E d'improvviso mi ero ritrovato quel pensiero nella mente... e se
davvero, in spudorato spregio alle Sue circolari, la cicca di sigaretta mal
spenta da un insegnante troppo bruscamente richiamato in classe dalla
campanella e dal dovere, superando la soglia dei 451 gradi Farhenheit,
appiccasse il fuoco a un qualsiasi pezzo di carta, clandestino o regolare,
dando il via a un incendio... che ne sarebbe di questa scuola? Di una cosa sentii subito di essere
sicuro: se bruciasse la scuola, i ragazzi si salverebbero. Loro si salvano
sempre, perché hanno gli "anni in tasca": da poco avevo visto il
film di Truffaut insieme con i ragazzi e anche nei loro commenti era
risuonata questa sicurezza.

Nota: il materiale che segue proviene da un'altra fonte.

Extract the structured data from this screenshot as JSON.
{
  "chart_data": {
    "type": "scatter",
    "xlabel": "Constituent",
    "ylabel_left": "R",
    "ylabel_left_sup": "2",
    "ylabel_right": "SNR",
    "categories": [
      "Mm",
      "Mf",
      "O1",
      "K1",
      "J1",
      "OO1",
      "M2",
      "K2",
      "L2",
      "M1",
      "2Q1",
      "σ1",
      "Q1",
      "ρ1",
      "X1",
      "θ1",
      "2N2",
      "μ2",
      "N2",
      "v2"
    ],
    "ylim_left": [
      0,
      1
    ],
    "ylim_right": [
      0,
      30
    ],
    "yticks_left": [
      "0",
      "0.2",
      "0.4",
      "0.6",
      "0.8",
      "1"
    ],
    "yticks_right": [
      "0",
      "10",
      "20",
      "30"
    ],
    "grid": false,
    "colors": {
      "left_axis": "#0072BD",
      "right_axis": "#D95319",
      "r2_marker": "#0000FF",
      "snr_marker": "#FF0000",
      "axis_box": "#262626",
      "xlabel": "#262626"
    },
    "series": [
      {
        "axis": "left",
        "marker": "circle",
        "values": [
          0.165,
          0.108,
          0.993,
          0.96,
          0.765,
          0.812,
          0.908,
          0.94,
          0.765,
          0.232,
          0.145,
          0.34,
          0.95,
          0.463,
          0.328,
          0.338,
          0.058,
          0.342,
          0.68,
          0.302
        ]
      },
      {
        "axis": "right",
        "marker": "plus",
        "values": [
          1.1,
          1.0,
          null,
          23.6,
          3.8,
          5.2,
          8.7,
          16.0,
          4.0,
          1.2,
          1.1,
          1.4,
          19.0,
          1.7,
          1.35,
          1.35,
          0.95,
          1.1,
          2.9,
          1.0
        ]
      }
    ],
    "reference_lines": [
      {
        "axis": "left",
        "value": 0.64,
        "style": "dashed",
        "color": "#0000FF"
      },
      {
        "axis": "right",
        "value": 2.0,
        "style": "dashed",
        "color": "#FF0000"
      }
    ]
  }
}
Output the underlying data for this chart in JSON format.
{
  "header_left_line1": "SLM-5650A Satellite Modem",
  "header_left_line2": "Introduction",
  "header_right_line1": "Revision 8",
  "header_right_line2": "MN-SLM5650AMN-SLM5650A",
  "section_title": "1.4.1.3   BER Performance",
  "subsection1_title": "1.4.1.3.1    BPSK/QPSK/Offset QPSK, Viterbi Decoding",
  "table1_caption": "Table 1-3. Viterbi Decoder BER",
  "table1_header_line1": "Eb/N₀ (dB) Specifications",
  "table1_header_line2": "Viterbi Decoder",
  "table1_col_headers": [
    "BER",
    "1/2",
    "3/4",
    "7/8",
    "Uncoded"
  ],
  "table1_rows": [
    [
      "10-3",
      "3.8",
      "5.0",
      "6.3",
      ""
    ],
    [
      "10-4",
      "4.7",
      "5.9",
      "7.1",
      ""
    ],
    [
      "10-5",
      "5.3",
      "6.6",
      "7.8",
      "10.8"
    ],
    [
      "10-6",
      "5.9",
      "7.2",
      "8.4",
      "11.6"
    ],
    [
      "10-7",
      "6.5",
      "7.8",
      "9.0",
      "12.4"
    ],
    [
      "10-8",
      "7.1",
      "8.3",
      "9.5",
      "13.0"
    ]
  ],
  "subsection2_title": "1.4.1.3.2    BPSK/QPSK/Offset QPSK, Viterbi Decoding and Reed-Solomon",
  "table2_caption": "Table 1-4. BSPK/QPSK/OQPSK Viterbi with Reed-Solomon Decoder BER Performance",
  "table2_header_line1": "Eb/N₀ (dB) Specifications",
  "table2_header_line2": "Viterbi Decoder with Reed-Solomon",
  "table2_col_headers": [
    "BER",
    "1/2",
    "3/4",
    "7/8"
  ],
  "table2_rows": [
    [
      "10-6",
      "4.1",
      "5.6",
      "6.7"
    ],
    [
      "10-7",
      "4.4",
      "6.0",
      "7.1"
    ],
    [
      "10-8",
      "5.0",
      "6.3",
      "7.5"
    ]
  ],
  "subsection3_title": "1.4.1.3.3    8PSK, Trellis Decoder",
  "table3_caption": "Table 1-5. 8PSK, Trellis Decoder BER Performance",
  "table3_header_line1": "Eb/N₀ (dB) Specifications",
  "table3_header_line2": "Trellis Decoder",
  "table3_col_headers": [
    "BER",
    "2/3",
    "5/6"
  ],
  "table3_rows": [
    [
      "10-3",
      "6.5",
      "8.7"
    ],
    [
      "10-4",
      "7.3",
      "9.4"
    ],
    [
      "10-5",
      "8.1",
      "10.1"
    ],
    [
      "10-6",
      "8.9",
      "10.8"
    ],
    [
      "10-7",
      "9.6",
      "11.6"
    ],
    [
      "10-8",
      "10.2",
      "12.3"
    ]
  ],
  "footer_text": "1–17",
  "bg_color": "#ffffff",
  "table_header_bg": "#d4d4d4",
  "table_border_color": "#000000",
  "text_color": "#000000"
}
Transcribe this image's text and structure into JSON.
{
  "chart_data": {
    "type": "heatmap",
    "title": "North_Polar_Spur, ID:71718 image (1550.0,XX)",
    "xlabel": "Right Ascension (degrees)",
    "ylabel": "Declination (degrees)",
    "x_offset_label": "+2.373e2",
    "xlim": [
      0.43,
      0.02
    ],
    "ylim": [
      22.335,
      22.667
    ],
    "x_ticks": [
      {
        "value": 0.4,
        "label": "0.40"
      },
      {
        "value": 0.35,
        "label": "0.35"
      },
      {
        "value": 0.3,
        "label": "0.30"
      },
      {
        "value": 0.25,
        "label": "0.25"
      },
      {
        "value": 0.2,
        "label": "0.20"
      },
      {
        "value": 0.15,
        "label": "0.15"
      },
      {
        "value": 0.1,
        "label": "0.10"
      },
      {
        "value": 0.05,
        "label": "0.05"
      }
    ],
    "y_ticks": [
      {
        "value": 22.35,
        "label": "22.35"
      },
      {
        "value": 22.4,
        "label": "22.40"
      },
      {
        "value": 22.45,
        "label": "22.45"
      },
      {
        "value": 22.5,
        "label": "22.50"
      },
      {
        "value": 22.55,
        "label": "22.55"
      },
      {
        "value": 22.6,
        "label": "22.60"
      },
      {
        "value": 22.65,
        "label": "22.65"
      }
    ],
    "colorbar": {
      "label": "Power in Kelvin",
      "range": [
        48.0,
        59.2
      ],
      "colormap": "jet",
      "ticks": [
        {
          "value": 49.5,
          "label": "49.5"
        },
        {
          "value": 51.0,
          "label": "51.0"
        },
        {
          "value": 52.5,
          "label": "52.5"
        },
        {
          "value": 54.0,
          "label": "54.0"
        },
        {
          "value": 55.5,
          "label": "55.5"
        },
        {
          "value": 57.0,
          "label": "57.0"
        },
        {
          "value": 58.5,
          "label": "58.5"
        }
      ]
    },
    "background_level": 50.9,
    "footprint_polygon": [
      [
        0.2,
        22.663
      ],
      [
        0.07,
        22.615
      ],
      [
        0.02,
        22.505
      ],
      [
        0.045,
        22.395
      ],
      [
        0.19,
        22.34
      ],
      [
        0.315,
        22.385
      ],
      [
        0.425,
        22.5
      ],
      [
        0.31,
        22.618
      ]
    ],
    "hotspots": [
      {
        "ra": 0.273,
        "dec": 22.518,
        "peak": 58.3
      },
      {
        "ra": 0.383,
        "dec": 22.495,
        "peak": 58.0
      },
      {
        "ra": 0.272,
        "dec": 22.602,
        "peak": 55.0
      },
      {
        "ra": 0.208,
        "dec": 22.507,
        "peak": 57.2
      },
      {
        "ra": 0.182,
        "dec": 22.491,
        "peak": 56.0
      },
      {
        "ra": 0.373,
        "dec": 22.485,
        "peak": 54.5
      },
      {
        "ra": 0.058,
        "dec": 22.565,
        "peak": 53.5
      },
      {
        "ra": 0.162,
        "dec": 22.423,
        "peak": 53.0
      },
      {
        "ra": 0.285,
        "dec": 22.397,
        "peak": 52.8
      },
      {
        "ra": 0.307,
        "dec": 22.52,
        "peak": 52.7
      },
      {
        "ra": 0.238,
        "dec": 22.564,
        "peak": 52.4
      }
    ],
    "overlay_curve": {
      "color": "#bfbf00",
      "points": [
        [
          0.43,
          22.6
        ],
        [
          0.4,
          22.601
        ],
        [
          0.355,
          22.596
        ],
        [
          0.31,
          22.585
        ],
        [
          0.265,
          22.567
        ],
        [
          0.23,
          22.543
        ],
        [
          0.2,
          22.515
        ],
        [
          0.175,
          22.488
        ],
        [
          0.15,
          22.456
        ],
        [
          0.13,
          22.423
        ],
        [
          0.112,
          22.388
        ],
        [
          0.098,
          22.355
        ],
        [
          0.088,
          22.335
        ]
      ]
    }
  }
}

Anche degli insegnanti non mi preoccuperei più di
tanto. A scappare da questa scuola sarebbero i più pronti: è tanto che
aspettano il momento. E se c'è qualche cosa della scuola cui tengono
nonostante tutto, è qualcosa che possono portare con sé o che ritroverebbero
là fuori in mezzo ai loro ragazzi, con i quali finalmente intreccerebbero le
mani in un girotondo attorno al falò. E ciò che resta della scuola abbandonata
dalle presenze umane è la Sua scuola: a bruciare sarebbe la Sua scuola,
Preside, che è tutta di carta. Brucerebbero le Sue circolari, immense
miniature alla cui stesura dedica l'inaccessibilità del suo tempo, coinvolgendo
a volte insegnanti di passaggio in complessi problemi testuali. Strumenti di
un governo illuminato e severo o prove documentali della competenza e
affidabilità di chi è chiamato a rendere conto della propria promozione,
attraverso di esse Lei oggi impone irrevocabilmente ciò che domani, quando la
solitudine Le sarà insopportabile, troppo tardi chiederà alla nostra
collaborazione (ai rematori dalla schiena segnata dalle frustate non piace
sentirsi dire dal comandante che "siamo nella stessa barca"). Forse è la minuziosa descrizione delle
operazioni che gli insegnanti dovrebbero compiere o delle modalità secondo
cui dovrebbero compierle che Le dà l'illusione di dirigere la scuola. In
realtà la Sua carta non fa che generare altra carta e quello che Lei sta
dirigendo è un nervoso lavorio di scrittura. Se qualcosa Le riesce di
condizionare è solo l'oggetto delle ansie degli insegnanti. Non la
preoccupazione di programmare l'attività didattica per costringersi a
riflettere sui guasti della nostra faciloneria o per abbassare il livello
dell’ansia del giorno dopo, ma redigere la programmazione, magari
ricavandola da qualche manuale; non l'incombenza di verificare il proprio
lavoro per scoprire che i bambini non sono programmabili o che gli insegnanti
non hanno il coraggio di progettare se stessi, ma scrivere una
verifica, magari copiando quella dell’anno precedente con la data cambiata;
non porsi il problema di valutare i ragazzi rivoltandosi fino in fondo nella
contraddizione del giudicare se stessi attraverso gli altri, ma compilare
in duplice copia le schede dibattendosi nell’eterna diatriba se spetta a
quella azzurra o quella marrone il privilegio di essere leggibile. E forse, nel rogo Sue circolari, vampe più
vive si leverebbero da quelle citazioni della normativa con cui Lei timbra
anche la più innocua delle disposizioni: innocenti esibizioni di competenza
da sopportare con annoiata indifferenza, o autorevoli richiami da temere con
pertinente rispetto; forse offerte ai sospettosi come rassicurazioni contro
l'arbitrio e proprio per questo più brucianti quando, annullate dalla
superiore esigenza di reprimere una protesta sindacale, restano come
testimonianze di un potere tanto arrogante da poter smentire se stesso.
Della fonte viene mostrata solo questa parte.